The decentralisation and democratization of data are two fundamentally different processes, as blockchain demonstrates. When it is used in conjunction with copyrighted works, the works themselves may be stored on-chain or off-chain. Independently of where they are stored, payments due or paid in relation to the works may be handled on-chain. The works, if they are stored off-chain, could be hosted in physical form or on various websites, possibly mirrors of each other, which could make data 'universally' accessible. In such cases, it is tempting to synonymise the decentralisation of power over works with the decentralisation of storage of works on to which is appended the universalisation of access.

However, a structural arrangement or change to make works 'universally' accessible (like having works stored at multiple sites) does not democratise data or establish the openness knowledge by itself unless the control of the works is beyond the control of a single person whether licensed publisher or so-called 'pirate'.

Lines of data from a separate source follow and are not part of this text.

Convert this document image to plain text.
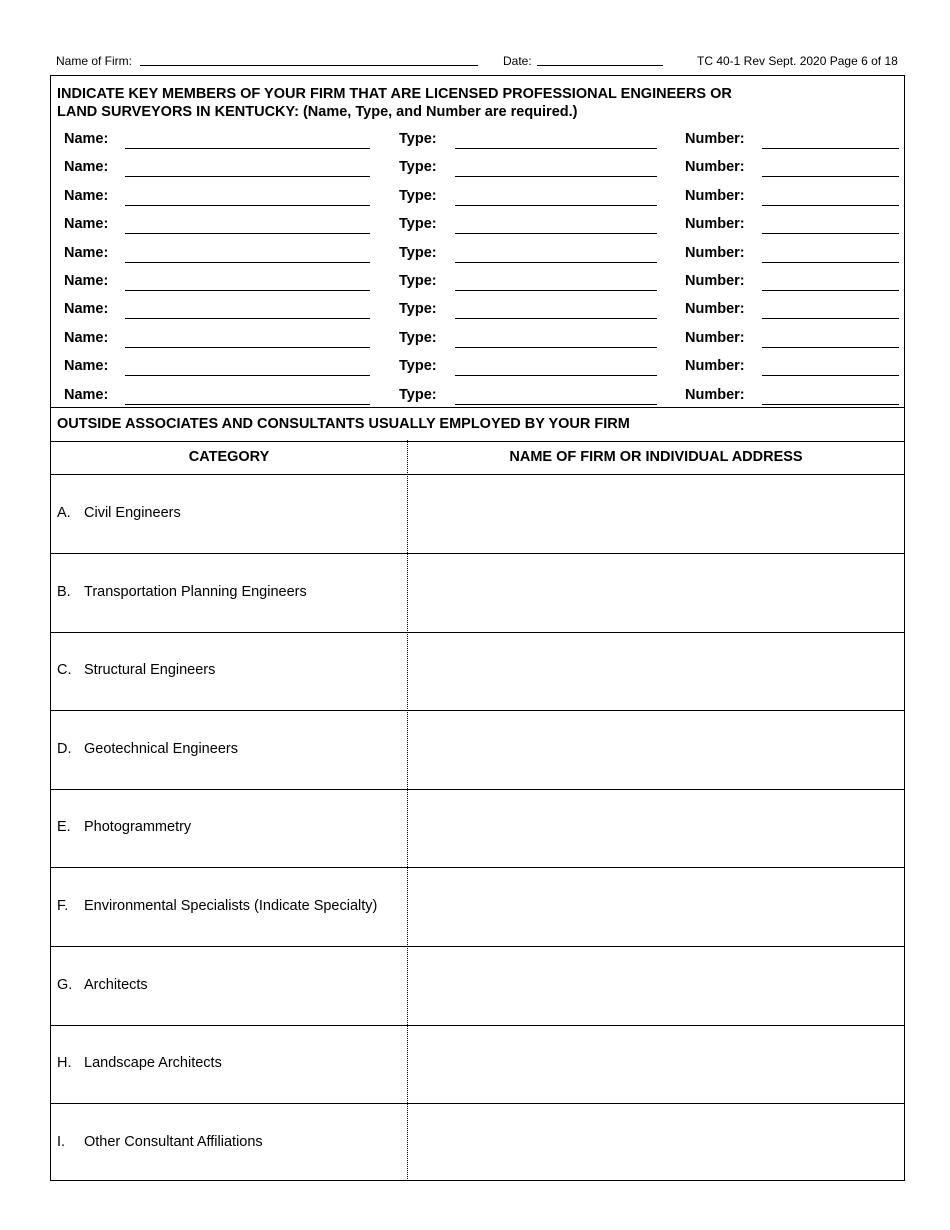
Name of Firm:	Date:	TC 40-1 Rev Sept. 2020 Page 6 of 18
INDICATE KEY MEMBERS OF YOUR FIRM THAT ARE LICENSED PROFESSIONAL ENGINEERS OR
LAND SURVEYORS IN KENTUCKY: (Name, Type, and Number are required.)
Name:	Type:	Number:
Name:	Type:	Number:
Name:	Type:	Number:
Name:	Type:	Number:
Name:	Type:	Number:
Name:	Type:	Number:
Name:	Type:	Number:
Name:	Type:	Number:
Name:	Type:	Number:
Name:	Type:	Number:
OUTSIDE ASSOCIATES AND CONSULTANTS USUALLY EMPLOYED BY YOUR FIRM
CATEGORY	NAME OF FIRM OR INDIVIDUAL ADDRESS
A. Civil Engineers
B. Transportation Planning Engineers
C. Structural Engineers
D. Geotechnical Engineers
E. Photogrammetry
F. Environmental Specialists (Indicate Specialty)
G. Architects
H. Landscape Architects
I. Other Consultant Affiliations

Democratising data requires taking data — protected works in the context of copyright law — and relinquishing sole control of it whether by using blockchain or by some other means. In any case, falling short of relinquishing control merely results in either a change or a reiteration of gatekeeping mechanisms and a failure of disintermediation, supposedly one of the salient features of blockchain, especially where a public version of that technology is used. It is not a breaking down of the ownership gate corralling exclusivity envisaged by conventional copyright.

With copyright being primarily an economic right, works protected by it do not exist in a vacuum without reference to monetary considerations. And, so, cryptocurrencies have a role to play in respect of protected works on-chain or associated with blockchain whether in relation to payments to support an off-chain framework which supports works and access to them or as the means to directly transact in relation to works which could be on-chain. The number of permutations of the ways in which protected works, payments, blockchain, and associated cryptocurrencies could interact is limited only by human imagination. 

To suddenly pick up the words blockchain and 'crypto…' and club them together with the legal publication or infringement of works claiming that they, the words, define a new path leading to a destination that could never otherwise be reached is absurd. There is no new path: the use of blockchain isn't in itself invariably compatible with open data. It is consistent with nothing beyond having technological choices. Likewise, the use of cryptocurrencies to fund access to data is a choice, one which is likely dictated by circumstances. 

If one were prone to cynicism, it would be difficult to ignore that the use of cryptocurrencies may be especially attractive in relation to the illegal publication of protected works since their presumed anonymity could be considered to preemptively resist the enforcement of orders for damages and to avoid mediated transactions, possibly by unwilling mediators, using fiat currencies. However, the anonymity associated with cryptocurrencies is far from absolute meaning that the ostensible 'benefits' of using cryptocurrencies on account of their supposed lack of traceability and consequent ability to thwart recoveries may be more perceived than real.

Blockchain offers the opportunity to build a radically different world than the one we have known but, as a technology, it is agnostic to the ethical considerations involved in access to knowledge. What we do with the technology is up to us, the technology on its own leads nowhere and everywhere all at  once. Unless it is forced to change the world, it will simply enforce the status quo.